Front. Psychol., 09 January 2018
Sec. Consciousness Research

Measuring Perceptual Consciousness

  • Department of Social Sciences, Human Services and Criminal Justice, Borough of Manhattan Community College, City University of New York, New York, NY, United States

Introduction

Conscious perception is typically assessed with either objective or subjective measures (Seth et al., 2008). Measures are considered objective if conscious perception is estimated from performance in a discrimination task; inability to discriminate between stimuli is taken as evidence that participants had no conscious perception (Hannula et al., 2005). Measures are considered subjective if participants report their visual experience on each trial (Sergent and Dehaene, 2004; Del Cul et al., 2007). One type of subjective measures consists of metacognitive judgments; the relationship between metacognition and perceptual awareness is a matter of debate (Fleming and Lau, 2014; Jachs et al., 2015) and I will not discuss these measures further. Likewise, I will not discuss post-decision wagering approaches as they are affected by the participants' risk aversion (Schurger and Sher, 2008). Proponents of subjective measures stress that objective measures (discrimination) provide only task performance and are not suitable for capturing visual experience (Lau, 2008). The major objection against subjective measures is contamination by response bias. Because it has been argued that participants can perform discrimination in the absence of perceptual awareness, many researchers currently favor subjective measures. In this paper, I show that objective measures (discrimination) and subjective measures (detection) are similar and both measure task performance. I further propose that task performance can be used as a valid measure of conscious perception.

Objective Measures

To estimate conscious perception with objective measures, participants are typically asked to discriminate between stimuli. Perceptual consciousness is thus operationalized as the ability to discriminate between visual stimuli (Eriksen, 1960). Because biased responding can influence overall accuracy, a bias free signal detection measure, d' or sensitivity, is usually calculated. If d' is not significantly different from zero, it follows that there was no conscious perception of stimuli. This is considered by many the most rigorous procedure, yet it has been criticized on several grounds (Reingold and Merikle, 1988, 1990).

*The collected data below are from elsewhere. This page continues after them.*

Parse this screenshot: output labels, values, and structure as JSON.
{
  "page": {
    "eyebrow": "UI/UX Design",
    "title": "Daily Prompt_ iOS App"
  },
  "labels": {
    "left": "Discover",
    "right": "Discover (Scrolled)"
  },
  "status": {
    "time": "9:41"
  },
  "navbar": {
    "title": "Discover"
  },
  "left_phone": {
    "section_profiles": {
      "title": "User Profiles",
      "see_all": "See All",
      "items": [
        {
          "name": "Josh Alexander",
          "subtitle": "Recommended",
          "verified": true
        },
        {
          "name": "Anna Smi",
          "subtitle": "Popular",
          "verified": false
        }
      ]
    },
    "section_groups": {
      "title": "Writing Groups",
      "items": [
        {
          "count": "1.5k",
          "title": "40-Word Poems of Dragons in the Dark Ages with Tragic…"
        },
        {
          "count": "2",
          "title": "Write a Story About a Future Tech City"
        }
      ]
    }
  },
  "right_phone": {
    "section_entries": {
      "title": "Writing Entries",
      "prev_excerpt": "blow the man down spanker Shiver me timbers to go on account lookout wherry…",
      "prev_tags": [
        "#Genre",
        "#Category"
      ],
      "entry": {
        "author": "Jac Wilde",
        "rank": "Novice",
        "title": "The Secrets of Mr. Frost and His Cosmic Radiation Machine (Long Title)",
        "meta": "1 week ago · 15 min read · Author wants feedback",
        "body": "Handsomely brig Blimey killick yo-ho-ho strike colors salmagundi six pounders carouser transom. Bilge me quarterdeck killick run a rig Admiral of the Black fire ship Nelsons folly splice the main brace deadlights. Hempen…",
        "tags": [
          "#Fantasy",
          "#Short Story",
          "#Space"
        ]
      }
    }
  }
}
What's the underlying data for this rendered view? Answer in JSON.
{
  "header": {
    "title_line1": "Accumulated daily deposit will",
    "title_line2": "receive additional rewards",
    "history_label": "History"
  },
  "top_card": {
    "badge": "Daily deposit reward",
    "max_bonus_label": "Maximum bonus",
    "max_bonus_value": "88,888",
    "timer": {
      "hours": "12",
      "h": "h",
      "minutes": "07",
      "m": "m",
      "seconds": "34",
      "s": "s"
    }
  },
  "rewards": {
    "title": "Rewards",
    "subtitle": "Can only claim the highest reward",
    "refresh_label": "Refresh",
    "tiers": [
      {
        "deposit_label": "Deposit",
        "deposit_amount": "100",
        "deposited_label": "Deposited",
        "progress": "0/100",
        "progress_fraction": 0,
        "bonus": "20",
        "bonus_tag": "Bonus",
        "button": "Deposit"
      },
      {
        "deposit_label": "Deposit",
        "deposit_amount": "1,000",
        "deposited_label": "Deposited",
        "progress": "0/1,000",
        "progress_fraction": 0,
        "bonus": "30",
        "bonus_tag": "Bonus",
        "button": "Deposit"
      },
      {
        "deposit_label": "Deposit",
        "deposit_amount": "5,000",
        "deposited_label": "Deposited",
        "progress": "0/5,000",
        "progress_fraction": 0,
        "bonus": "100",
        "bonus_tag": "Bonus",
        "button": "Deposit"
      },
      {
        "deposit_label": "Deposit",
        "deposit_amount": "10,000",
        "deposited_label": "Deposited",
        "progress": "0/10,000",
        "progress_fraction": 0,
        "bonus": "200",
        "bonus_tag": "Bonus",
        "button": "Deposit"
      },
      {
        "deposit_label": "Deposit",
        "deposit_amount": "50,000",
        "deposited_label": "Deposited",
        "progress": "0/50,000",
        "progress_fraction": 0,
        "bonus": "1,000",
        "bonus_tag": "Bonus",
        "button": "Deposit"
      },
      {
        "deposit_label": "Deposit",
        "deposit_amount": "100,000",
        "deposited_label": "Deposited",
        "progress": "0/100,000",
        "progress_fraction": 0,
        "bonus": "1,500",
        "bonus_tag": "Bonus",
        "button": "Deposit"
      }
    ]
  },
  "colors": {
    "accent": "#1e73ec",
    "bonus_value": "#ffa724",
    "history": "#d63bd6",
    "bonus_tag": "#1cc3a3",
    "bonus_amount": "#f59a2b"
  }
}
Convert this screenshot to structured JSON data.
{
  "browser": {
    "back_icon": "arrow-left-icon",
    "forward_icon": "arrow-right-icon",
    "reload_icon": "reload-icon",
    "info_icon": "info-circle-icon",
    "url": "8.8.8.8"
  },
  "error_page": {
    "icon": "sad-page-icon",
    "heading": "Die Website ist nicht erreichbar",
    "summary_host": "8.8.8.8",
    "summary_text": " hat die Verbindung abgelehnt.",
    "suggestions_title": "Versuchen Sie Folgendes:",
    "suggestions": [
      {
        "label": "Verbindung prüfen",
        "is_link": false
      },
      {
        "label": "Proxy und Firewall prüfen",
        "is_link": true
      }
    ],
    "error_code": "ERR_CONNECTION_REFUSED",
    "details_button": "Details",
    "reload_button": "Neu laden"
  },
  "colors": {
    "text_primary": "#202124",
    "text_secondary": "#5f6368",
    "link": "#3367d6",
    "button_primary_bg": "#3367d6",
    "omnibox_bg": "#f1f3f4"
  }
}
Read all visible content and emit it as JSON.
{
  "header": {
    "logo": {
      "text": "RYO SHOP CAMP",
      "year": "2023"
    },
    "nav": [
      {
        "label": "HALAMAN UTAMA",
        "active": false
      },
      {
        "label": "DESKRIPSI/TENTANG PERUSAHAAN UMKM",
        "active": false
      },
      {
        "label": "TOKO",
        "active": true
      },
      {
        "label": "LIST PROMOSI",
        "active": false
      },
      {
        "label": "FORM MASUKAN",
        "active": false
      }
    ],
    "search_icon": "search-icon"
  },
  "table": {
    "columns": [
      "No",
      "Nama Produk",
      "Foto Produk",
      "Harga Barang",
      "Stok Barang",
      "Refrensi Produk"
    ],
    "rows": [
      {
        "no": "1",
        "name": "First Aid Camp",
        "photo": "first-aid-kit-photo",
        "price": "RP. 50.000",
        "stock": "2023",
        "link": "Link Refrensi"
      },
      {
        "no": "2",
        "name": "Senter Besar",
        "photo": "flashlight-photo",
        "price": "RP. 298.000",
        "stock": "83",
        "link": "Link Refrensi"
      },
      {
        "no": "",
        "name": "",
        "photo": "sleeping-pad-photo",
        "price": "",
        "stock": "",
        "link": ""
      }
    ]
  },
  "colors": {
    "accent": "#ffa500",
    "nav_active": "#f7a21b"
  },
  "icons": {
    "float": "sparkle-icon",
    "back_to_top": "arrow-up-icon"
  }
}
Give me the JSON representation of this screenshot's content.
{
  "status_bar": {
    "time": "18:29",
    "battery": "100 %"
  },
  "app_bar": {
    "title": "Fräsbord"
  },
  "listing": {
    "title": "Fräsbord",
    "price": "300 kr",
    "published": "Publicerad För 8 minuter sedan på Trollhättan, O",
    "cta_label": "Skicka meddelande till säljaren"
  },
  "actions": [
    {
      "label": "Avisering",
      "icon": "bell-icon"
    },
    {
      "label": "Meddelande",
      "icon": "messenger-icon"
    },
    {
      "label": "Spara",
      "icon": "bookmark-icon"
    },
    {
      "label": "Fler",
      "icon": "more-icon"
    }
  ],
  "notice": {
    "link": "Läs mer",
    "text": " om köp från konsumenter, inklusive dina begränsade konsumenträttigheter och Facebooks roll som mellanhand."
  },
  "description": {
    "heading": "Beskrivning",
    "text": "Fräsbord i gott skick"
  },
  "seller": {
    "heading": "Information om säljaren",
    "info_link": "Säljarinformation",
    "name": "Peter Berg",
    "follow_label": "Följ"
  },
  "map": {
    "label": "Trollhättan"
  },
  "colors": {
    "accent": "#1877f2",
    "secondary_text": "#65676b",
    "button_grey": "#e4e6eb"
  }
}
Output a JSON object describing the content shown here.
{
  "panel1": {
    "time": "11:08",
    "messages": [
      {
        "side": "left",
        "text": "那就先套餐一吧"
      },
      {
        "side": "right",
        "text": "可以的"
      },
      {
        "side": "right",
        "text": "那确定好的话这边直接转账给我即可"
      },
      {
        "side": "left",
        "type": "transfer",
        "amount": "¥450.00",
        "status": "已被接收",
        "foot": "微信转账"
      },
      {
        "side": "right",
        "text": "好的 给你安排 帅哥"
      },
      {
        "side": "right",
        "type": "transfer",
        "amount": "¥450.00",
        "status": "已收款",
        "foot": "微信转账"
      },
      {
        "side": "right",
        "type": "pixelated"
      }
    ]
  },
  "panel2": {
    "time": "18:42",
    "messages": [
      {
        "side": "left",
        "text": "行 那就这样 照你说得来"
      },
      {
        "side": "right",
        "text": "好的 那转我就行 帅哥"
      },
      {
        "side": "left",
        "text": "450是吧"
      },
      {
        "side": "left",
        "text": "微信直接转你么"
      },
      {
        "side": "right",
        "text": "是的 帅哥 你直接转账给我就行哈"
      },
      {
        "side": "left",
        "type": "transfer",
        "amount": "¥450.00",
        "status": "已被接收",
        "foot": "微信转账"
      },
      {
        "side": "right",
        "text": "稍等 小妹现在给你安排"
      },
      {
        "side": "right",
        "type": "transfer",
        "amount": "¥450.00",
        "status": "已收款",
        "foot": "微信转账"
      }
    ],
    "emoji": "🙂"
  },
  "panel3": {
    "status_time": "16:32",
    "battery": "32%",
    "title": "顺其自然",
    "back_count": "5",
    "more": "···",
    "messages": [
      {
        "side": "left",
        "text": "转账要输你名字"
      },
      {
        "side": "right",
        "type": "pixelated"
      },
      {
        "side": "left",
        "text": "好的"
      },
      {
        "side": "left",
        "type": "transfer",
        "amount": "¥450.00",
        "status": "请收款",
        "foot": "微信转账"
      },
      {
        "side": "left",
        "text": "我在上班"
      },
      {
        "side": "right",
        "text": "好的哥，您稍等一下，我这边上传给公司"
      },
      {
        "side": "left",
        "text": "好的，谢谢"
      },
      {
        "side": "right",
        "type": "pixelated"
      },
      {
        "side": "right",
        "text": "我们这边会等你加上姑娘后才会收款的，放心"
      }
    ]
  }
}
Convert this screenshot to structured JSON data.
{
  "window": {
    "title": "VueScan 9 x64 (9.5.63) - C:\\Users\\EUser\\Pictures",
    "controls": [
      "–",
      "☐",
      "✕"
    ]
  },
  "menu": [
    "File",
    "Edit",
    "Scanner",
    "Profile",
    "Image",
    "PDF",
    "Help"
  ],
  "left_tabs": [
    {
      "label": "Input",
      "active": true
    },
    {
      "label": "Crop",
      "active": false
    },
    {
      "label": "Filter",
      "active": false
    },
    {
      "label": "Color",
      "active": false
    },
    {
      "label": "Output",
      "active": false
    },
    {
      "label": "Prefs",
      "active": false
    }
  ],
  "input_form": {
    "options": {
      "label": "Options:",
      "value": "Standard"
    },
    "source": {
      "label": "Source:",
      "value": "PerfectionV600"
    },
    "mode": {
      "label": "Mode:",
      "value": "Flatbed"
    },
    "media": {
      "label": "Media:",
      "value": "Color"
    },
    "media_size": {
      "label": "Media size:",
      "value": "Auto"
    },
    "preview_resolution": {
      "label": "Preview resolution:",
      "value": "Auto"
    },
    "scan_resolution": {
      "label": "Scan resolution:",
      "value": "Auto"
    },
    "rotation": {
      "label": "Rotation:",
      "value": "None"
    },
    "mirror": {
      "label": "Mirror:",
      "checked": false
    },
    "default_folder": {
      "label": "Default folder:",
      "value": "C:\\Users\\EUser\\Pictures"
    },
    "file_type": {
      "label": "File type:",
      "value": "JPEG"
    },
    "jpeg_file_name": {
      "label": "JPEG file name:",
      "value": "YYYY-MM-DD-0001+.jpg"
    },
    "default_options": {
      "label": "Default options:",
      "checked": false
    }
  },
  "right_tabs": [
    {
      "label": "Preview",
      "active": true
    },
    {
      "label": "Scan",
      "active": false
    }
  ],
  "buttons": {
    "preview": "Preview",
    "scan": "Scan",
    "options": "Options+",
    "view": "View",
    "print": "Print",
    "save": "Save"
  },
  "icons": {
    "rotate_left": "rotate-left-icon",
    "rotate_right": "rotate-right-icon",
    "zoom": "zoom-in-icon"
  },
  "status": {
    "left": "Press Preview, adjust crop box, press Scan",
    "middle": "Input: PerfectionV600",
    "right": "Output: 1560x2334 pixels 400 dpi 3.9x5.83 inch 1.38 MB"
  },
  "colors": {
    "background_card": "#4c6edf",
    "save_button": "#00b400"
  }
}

The major technical criticism is that to demonstrate the absence of conscious perception, one needs to prove the null-hypothesis which is theoretically not possible (MacMillan, 1986). In practice however, this can be achieved by setting sufficiently strict criteria for statistical power, although admittedly this is somewhat arbitrary. Alternatively, one can apply a Bayesian statistical evaluation and calculate evidence for zero conscious perception (Dienes, 2014). Several additional complicating issues have been raised. For example, any measure should be exhaustive for all relevant aspects of conscious experience as well as exclusive for conscious perception only (Reingold and Merikle, 1988, 1990), although exhaustiveness and exclusiveness requirements are not unique to objective measures.

Even if all technical issues can be adequately addressed, we face a major conceptual issue that it seems cannot be solved easily. Critics of objective measures emphasize that with objective measures (discrimination) we only ever estimate task performance (Lau, 2008) and that this estimate is not a measure of conscious experience. In fact, one could, the argument goes, estimate performance of any animal or even a photodiode and that would not require any consideration of consciousness at all. That is correct; objective measures only estimate task performance. However, I will argue that subjective measures (detection) fare no better; they only provide a different estimate of task performance and are thus vulnerable to the same criticism as objective measures. The main reason is that in detection task one performs just another type of discrimination, usually stimulus vs. background. This fact is not well appreciated and many investigators believe that objective measures should be abandoned in favor of subjective measures that estimate conscious perception more directly (Merikle et al., 2001).

Subjective Measures

The appeal of subjective measures lies in the fact that one presumably obtains introspective reports, which unlike objective measures, are more directly related to participants' conscious visual perception (Dehaene and Naccache, 2001; Merikle et al., 2001). Three types of subjective measures have been proposed: confidence ratings, post-decision wagering, and direct reports of visibility. The exact nature of the relationship between confidence ratings about perceptual decisions or metacognitive approaches and perceptual consciousness is currently a matter of debate (Zehetleitner and Rausch, 2013; Fleming and Lau, 2014; Jachs et al., 2015; Rausch et al., 2015). Similarly, the relationship between post-decision wagering (Persaud et al., 2007) and perceptual consciousness is unclear and can be affected by the participants' risk aversion (Schurger and Sher, 2008; Fleming and Dolan, 2010). Here, I discuss only subjective measures in which participants directly report their visual experience. Participants are typically asked to report their conscious visual perception of the stimulus on every trial and trials are sorted based on perception scale. Scales vary in gradation from binary “seen,” “unseen” (Lau and Passingham, 2006; Ro, 2008) and multiple discrete levels scales (Zeki and Ffytche, 1998; Overgaard et al., 2006) to scales with continuous visibility (Sergent and Dehaene, 2004). To obtain evidence for unconscious processing, only trials on which participants report no conscious perception of the stimulus are typically analyzed. This procedure is more meaningful for consciousness studies, the argument goes, because evidence for unconscious perception is obtained only from trials on which participants state directly that they did not see the stimulus.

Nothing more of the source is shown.